With Anger and Heavy Gesticulation,
You Resident Feminist Fairy

Sarah Battaglia said...

Yay! It's so interesting reading articles like this because when I think about supporting women in the arts, it seems very obvious that the first way to do that would be to buy their plays, or go she shows directed by them, but what this article touched on that I didn't necessarily think about were the bigger picture things, that give women an opportunity to not only sustain their art and be able to live on it, but be able to create it. It is super important for women to feel like they can be both a mother and have a very strong, and prosperous career. Too many artistic institutions do not give maternity leave, and do not allow women to feel like they don't have to make a choice between motherhood and a career. While it is important that we go see women's shows and that we support them financially, it is more if not equally important that we support women socially, and emotionally. I really enjoyed this article, and I think even as a woman it put some things in perspective, about the trajectory of my life and career that I hadn't thought about yet.

Unknown said...

When I first read this article earlier in the week, I was wondering if any else would feel as incredibly patronized by it as I did. Natalia’s comment gave me my answer. The male savior complex is so real and alive in this article I had to google the author because I just couldn’t believe it was written by a woman.
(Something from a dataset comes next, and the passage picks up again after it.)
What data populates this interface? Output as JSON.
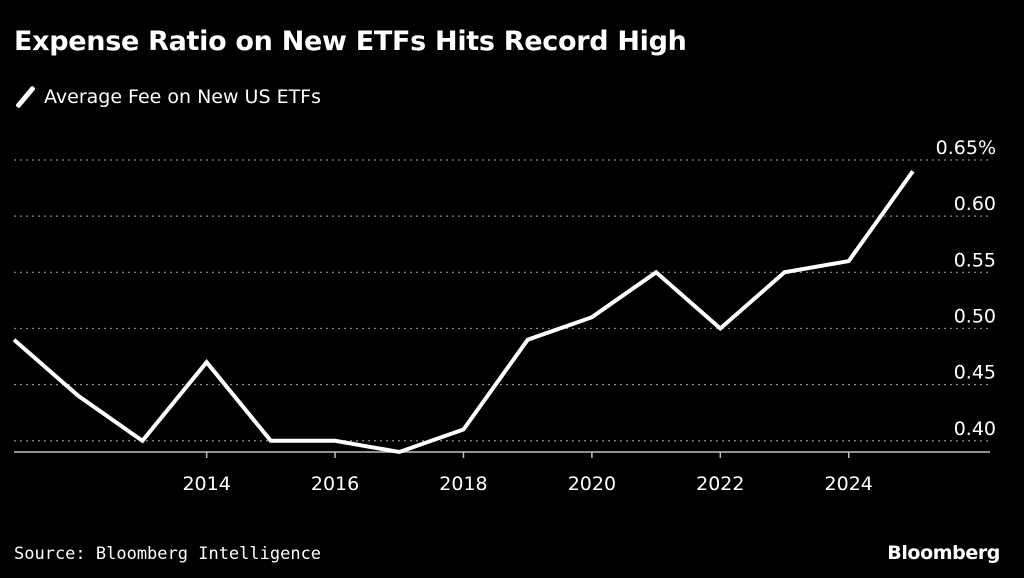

It feels dismissive of female art, like a silly hobby that you should support just because you like the female and want to make her feel better. The only thing I liked about this article at all was the first couple of sentences where she talked about how we value the art we perceive to have value. But female artists do not want their art valued because “Oooooo, it was made by a girl, good for her doing something with herself!” We don’t want special treatment, we just want people to try and dismiss their preconceived notations that tend to make them gravitate towards male art and instead just appreciate the art that moves them and they connect to, no matter who made it. We don’t massages and babysitting, we don’t need you to plan out our work time and make us spend time with other female artists. We just want respect and an equal chance! It hurts me that this is a woman whose worldview has been so warped by our patriarchal society that this is what she thinks equality and feminism is.

Daniel S said...

The first thing I noticed about this article is that it doesn’t say just female artists, it says, “female-identified artists.” I would ask, where is the line among female, female-identified, and male, but that seems like a topic for another realm and certainly can’t be addressed in 150 words. The article has a lot of great ways to support female artists, but it seems like a lot of them aren’t specifically for female artists. Given that most of the items on the list could apply to any artist, I think the most important on this list are the ones the ones that make gender parity a priority. Pay and submissions of work are just two of the ways in which the gender gap needs to be closed. With support for the arts being cut in many places, it is especially important that women are supported. Although, it is most important that artists across the board are paid enough to make a living and not have a second job.